Daikatana and Ion Storm are cautionary tales of a game that still somehow made it out the door and of a company that could not survive its many challenges. People have asked me for years what went wrong. The answer, in a literal word, is me. If nothing else, writing this book has been a transformative process. It has allowed me to see patterns that have followed and defined me, patterns I may not otherwise have seen. As a child, when things got bad, out of necessity, I stayed quiet and waited for it to pass. When Carmack sent out his report card, I stayed quiet and waited for it to pass. When people were upset at things happening within Ion Storm, I stayed quiet and waited for it to pass. Everything that happened at Ion Storm is a direct result of that flaw in my character. Had I taken action, had I talked to people, had I prevented issues from developing when they were just emerging, so many things in my career and in my life would have been different and so many people would have been spared the difficulties this flaw created.

In particular, at Ion Storm, I should have taken action regarding the team’s issues with people in positions of leadership when people first asked me to, instead of letting it go on. In the end, that caused the teams a lot of stress and cost me a lot of time away from Daikatana. Both paid the price. I also never should have approved the notorious Bitch ad or allowed the hype train to leave the station.

While comparing notes, Tom and I reflected on a lot of difficult moments at Ion Storm, but we shared a lot of beautiful ones, too. To this day, the Anachronox team still meets up for dinner every year at the Game Developers Conference. They’re close. Deus Ex is regularly named “Game of the Decade” and always appears on “greatest games of all time” lists. I remain good friends with most everyone who was at Ion Storm, people who are still changing the industry through their visionary work even today. And it bears repeating that many people got their start at Ion Storm. I think Henrik Jonsson, former programmer on Anachronax who is currently an investment scout for the game industry, put it best: “The young people who got together at Ion Storm learned massive amounts about game development, and went on to do great things: I doubt that Epic Games would be the same if not for people like Lee Perry, Jay Hosfeldt, Chris Perna, and Josh Jay, who grew into their own at Ion Storm. Gears of War and Fortnite would be very, very different, or even not exist, if it weren’t for some Ion Storm people. You liked the writing in God of War? Matt Sophos and Richie Gaubert, the writers of GoW, both grew up at Ion Storm. Joey Liaw, who saved Healthcare 2.0 “Obama-care” website? Ion Storm programmer. The list goes on. It’s hard to overstate the importance of Ion Storm as a breeding ground for exceptional talent.” Not surprisingly, Jerry O’Flaherty, who even then showed a lot of talent in spite of everything happening around him, went on to become the Art Director at Epic Games.

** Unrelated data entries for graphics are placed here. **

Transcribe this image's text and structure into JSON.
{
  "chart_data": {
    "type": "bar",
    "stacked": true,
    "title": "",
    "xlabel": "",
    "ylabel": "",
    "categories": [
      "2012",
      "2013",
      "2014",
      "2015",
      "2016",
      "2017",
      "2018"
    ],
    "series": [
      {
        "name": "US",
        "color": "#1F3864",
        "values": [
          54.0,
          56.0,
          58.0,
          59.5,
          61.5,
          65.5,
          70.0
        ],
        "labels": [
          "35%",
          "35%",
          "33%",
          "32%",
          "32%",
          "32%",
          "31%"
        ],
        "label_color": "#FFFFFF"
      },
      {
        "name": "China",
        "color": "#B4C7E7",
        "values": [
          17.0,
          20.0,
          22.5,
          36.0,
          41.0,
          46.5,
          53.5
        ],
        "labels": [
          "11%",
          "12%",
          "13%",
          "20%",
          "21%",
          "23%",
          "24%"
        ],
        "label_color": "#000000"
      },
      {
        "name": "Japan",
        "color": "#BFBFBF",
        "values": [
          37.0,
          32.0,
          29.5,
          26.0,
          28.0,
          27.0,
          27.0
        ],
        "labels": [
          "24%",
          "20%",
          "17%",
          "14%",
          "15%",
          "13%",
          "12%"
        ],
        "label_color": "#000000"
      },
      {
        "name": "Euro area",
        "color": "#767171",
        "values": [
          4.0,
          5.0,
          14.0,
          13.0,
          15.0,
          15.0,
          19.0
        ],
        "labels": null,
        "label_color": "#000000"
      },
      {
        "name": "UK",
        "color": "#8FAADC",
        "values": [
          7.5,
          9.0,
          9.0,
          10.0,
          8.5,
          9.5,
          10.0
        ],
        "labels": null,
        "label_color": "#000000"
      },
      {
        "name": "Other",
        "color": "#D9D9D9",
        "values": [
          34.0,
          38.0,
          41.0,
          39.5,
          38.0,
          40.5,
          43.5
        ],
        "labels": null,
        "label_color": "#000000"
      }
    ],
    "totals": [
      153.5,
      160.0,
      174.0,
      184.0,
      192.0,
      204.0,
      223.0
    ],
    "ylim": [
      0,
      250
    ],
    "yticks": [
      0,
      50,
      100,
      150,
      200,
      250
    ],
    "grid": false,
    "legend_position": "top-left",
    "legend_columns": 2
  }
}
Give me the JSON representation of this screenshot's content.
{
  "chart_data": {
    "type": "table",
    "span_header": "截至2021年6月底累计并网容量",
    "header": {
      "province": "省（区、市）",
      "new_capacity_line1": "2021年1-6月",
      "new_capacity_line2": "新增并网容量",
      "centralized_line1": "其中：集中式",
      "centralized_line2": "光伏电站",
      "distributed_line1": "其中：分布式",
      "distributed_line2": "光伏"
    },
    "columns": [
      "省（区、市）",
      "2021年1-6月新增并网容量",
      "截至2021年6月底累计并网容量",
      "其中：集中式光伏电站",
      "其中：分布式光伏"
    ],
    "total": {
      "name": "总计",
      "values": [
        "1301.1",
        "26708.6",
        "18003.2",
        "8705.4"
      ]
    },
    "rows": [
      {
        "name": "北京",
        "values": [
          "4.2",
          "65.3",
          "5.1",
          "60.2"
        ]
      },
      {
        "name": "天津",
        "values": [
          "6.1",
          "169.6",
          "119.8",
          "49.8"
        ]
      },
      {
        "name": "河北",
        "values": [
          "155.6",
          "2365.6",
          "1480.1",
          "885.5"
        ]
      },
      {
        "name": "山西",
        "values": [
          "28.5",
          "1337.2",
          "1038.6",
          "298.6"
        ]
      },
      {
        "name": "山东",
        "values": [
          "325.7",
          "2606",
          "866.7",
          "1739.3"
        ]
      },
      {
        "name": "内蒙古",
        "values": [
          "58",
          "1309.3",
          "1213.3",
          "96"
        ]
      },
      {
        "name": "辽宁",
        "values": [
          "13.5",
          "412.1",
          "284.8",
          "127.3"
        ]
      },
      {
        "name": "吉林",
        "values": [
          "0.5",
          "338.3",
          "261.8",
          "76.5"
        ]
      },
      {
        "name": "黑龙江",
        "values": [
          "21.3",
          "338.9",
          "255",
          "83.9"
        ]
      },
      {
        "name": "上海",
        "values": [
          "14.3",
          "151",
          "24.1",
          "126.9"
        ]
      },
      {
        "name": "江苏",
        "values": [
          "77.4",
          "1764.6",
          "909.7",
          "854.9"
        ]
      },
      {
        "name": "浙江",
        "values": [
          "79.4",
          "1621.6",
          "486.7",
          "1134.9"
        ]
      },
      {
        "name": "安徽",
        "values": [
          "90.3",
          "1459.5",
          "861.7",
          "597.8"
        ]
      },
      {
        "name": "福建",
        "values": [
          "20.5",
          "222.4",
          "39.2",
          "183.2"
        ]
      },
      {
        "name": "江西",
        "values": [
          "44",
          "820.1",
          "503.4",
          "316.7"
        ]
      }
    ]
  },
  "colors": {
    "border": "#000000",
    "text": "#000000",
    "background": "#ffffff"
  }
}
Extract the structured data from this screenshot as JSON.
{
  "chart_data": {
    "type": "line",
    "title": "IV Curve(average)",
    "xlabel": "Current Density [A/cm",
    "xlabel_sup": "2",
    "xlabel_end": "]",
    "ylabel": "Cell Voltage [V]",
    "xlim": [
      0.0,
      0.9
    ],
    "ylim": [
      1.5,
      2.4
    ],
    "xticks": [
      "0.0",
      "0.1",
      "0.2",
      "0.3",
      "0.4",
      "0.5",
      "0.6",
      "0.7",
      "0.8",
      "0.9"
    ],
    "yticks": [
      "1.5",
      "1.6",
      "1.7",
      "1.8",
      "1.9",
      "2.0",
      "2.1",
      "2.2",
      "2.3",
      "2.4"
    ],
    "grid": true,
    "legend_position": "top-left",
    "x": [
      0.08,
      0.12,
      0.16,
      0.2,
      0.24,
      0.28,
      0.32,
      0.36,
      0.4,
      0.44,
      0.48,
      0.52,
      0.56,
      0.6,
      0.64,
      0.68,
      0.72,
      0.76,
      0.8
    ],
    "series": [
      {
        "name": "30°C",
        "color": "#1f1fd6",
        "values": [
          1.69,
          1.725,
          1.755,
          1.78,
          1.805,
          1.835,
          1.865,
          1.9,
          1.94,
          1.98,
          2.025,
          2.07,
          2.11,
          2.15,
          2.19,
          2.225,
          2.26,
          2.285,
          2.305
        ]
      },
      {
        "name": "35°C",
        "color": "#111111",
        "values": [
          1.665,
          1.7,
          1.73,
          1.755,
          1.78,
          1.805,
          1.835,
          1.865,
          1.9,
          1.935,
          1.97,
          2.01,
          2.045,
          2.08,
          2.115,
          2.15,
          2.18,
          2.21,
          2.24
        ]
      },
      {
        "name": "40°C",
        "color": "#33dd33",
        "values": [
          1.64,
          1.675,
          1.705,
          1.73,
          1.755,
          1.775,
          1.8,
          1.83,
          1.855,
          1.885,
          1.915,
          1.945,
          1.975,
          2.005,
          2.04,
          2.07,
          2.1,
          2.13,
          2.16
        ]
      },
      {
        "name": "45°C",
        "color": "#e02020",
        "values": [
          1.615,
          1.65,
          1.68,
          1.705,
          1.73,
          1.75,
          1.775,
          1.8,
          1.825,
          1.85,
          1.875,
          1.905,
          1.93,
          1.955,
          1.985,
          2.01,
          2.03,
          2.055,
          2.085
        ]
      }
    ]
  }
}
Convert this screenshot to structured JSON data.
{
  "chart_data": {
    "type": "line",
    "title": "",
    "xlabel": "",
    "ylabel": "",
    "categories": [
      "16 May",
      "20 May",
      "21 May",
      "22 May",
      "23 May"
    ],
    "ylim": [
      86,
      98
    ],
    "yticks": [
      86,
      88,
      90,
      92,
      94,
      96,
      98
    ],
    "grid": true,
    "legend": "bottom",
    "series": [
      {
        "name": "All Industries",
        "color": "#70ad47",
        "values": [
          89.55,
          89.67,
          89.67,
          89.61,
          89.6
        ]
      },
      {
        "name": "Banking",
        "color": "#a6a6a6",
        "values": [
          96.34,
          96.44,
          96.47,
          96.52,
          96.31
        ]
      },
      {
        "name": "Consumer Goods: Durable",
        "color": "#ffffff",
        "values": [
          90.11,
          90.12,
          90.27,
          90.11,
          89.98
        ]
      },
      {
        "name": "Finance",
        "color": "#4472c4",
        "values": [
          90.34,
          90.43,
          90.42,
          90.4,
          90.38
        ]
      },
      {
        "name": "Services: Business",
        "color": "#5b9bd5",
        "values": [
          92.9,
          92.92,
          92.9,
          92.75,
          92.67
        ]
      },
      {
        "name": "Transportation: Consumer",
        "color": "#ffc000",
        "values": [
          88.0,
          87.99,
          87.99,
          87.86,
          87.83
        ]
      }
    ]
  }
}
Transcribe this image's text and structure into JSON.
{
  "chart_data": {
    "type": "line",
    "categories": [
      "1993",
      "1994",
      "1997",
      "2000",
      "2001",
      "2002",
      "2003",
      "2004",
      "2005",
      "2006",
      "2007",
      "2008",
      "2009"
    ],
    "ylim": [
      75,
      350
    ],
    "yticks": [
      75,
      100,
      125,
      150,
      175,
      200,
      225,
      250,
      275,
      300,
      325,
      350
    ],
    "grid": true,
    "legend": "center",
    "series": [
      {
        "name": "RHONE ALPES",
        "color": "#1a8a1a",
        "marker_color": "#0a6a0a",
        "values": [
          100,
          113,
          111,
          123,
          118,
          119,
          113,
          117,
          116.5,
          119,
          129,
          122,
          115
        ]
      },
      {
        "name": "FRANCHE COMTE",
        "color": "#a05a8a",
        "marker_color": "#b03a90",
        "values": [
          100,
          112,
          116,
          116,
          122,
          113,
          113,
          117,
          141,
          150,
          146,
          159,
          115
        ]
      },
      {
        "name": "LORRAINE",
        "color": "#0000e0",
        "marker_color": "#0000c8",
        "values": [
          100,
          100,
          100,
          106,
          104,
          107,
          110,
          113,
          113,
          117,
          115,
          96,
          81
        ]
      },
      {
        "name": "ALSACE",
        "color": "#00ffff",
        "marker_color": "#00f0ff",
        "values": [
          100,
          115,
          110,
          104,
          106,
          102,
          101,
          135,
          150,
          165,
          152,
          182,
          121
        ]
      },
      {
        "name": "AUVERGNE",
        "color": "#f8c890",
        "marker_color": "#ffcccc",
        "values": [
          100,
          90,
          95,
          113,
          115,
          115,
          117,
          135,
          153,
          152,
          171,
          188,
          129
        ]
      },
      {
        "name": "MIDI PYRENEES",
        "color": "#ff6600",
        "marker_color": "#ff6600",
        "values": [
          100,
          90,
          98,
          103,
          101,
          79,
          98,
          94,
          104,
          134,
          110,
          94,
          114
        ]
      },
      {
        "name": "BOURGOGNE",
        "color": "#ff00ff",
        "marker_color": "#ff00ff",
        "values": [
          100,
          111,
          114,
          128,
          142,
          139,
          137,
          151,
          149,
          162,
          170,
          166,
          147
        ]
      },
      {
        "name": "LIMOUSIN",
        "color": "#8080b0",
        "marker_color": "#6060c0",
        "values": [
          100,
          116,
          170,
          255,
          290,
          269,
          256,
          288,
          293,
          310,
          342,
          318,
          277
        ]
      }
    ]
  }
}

While I wish it had not been as rocky as it was, I am grateful to everyone who was there, however briefly, and to those who stuck with it as long as they did. I’m also grateful to the fans who send me emails, sometimes apologetically, like they’re admitting to a crime, “I actually liked Daikatana.” I am sure they also like it more now that fan-made patches fixed the AI and other issues. I’m grateful for the lessons I learned, including the hard ones. If I had to sum it all up as a business lesson, this is it:

Don’t let problems magnify; deal with issues as soon as they arise. Problems always magnify over time.

Don’t hype what you don’t have.

Never insult your fans, even in jest.

Trust your gut instinct. If you think something is wrong, there’s probably a reason, even if it’s not obvious. (Though in the case of the Bitch ad, it was obvious).

Make sure people are treated well; games do not make themselves.

Focus on the fun; games do not design themselves.

Surround yourself with good people and give them what they need to make something great.

Find a way to support someone, like a video game publisher, who wants to make something else great, even if that something else is without you.

Vet your founders because you will face highs, lows, and challenges together.

Fail gracefully. Failure is a part of games, a part of life, and a part of success. Accept your flaws, reload your save and try again.